« Anne-Aymone Giscard d’Estaing m’a dit être très contente qu’une femme ait remporté le prix. Elle m’a aussi confié qu’à son époque, cela aurait été bien plus compliqué ».
Ces phrases prononcées par l’épouse de l’ancien président de la République Valery Giscard d’Estaing, le 14 octobre 2024, au Sénat sont restées gravées dans la mémoire de Laura Renucci, 28 ans, originaire de Santa-Maria-Sicché, côté paternel et de Pastricciola, côté maternel.

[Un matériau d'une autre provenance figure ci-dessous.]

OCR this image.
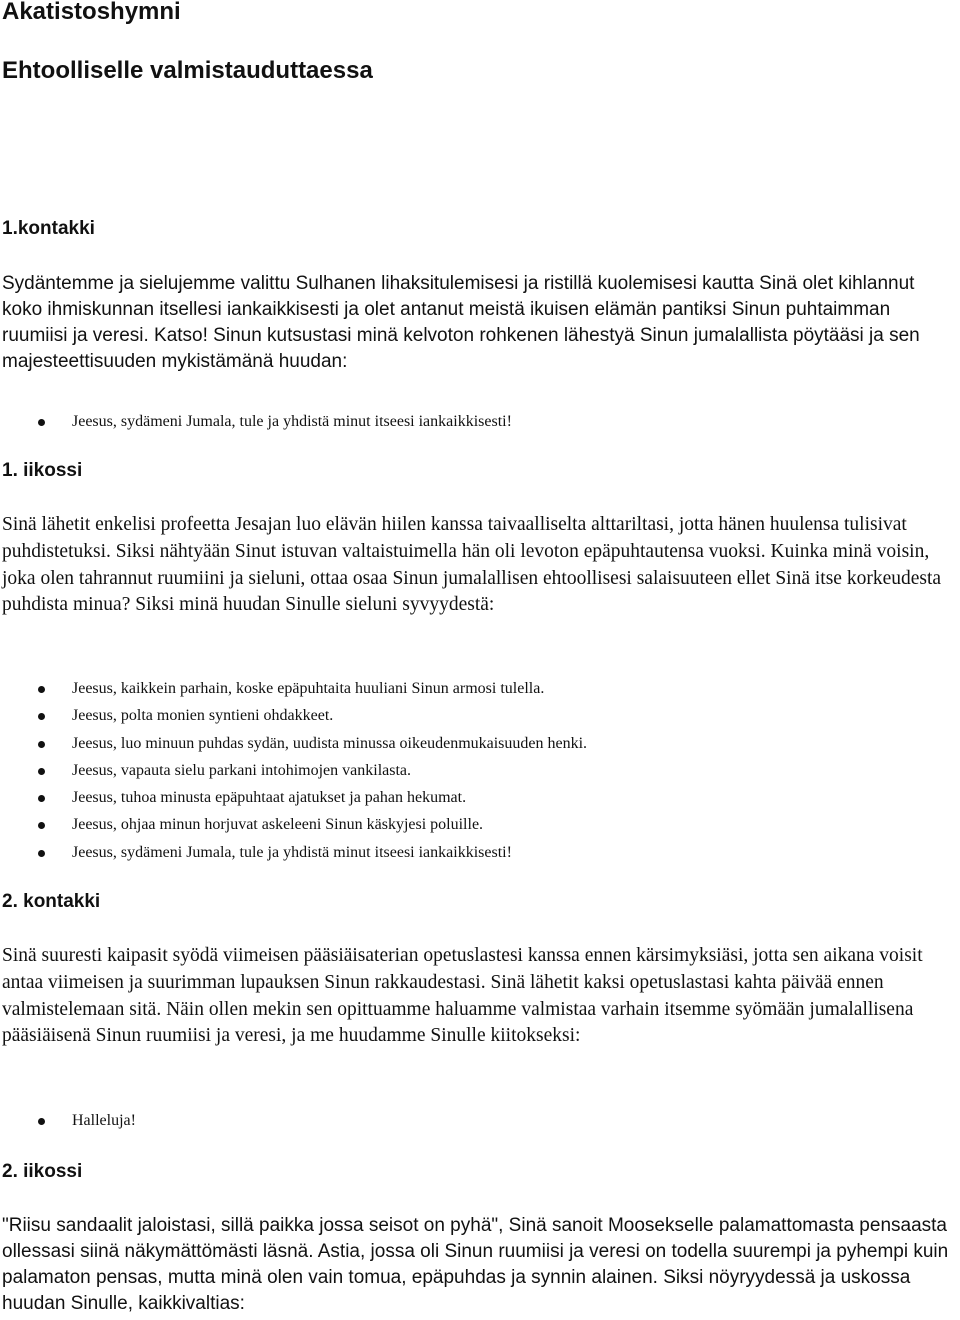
Akatistoshymni
Ehtoolliselle valmistauduttaessa
1.kontakki

Sydäntemme ja sielujemme valittu Sulhanen lihaksitulemisesi ja ristillä kuolemisesi kautta Sinä olet kihlannut koko ihmiskunnan itsellesi iankaikkisesti ja olet antanut meistä ikuisen elämän pantiksi Sinun puhtaimman ruumiisi ja veresi. Katso! Sinun kutsustasi minä kelvoton rohkenen lähestyä Sinun jumalallista pöytääsi ja sen majesteettisuuden mykistämänä huudan:

Jeesus, sydämeni Jumala, tule ja yhdistä minut itseesi iankaikkisesti!
1. iikossi

Sinä lähetit enkelisi profeetta Jesajan luo elävän hiilen kanssa taivaalliselta alttariltasi, jotta hänen huulensa tulisivat puhdistetuksi. Siksi nähtyään Sinut istuvan valtaistuimella hän oli levoton epäpuhtautensa vuoksi. Kuinka minä voisin, joka olen tahrannut ruumiini ja sieluni, ottaa osaa Sinun jumalallisen ehtoollisesi salaisuuteen ellet Sinä itse korkeudesta puhdista minua? Siksi minä huudan Sinulle sieluni syvyydestä:

Jeesus, kaikkein parhain, koske epäpuhtaita huuliani Sinun armosi tulella.
Jeesus, polta monien syntieni ohdakkeet.
Jeesus, luo minuun puhdas sydän, uudista minussa oikeudenmukaisuuden henki.
Jeesus, vapauta sielu parkani intohimojen vankilasta.
Jeesus, tuhoa minusta epäpuhtaat ajatukset ja pahan hekumat.
Jeesus, ohjaa minun horjuvat askeleeni Sinun käskyjesi poluille.
Jeesus, sydämeni Jumala, tule ja yhdistä minut itseesi iankaikkisesti!
2. kontakki

Sinä suuresti kaipasit syödä viimeisen pääsiäisaterian opetuslastesi kanssa ennen kärsimyksiäsi, jotta sen aikana voisit antaa viimeisen ja suurimman lupauksen Sinun rakkaudestasi. Sinä lähetit kaksi opetuslastasi kahta päivää ennen valmistelemaan sitä. Näin ollen mekin sen opittuamme haluamme valmistaa varhain itsemme syömään jumalallisena pääsiäisenä Sinun ruumiisi ja veresi, ja me huudamme Sinulle kiitokseksi:

Halleluja!
2. iikossi

"Riisu sandaalit jaloistasi, sillä paikka jossa seisot on pyhä", Sinä sanoit Moosekselle palamattomasta pensaasta ollessasi siinä näkymättömästi läsnä. Astia, jossa oli Sinun ruumiisi ja veresi on todella suurempi ja pyhempi kuin palamaton pensas, mutta minä olen vain tomua, epäpuhdas ja synnin alainen. Siksi nöyryydessä ja uskossa huudan Sinulle, kaikkivaltias:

Ici avec Jean-Noël Barrot, ministre de l’Europe et des Affaires étrangères de France photo Bruno Delessard
Comme chaque détail de cette journée où elle s’est vue remettre en présence de différentes personnalités dont Jean-Noël Barrot, ministre de l’Europe et des Affaires étrangères, le prix Valéry Giscard d’Estaing.
Chercheur junior au sein d’une société spécialisée dans le dialogue social en Europe
Une distinction « créée par la Fondation Valéry Giscard d’Estaing, en partenariat avec la Fondation Robert Schuman. L’objectif est de récompenser un étudiant pour son parcours à la fois professionnel et académique ainsi que pour son engagement à l’échelle de l’Europe », explique-t-elle.
Auparavant comme plus d’une centaine de candidats originaires de toute la France, elle réalise un court mémoire sur le thème de l’innovation institutionnelle dans la perspective d’un élargissement de l’Europe.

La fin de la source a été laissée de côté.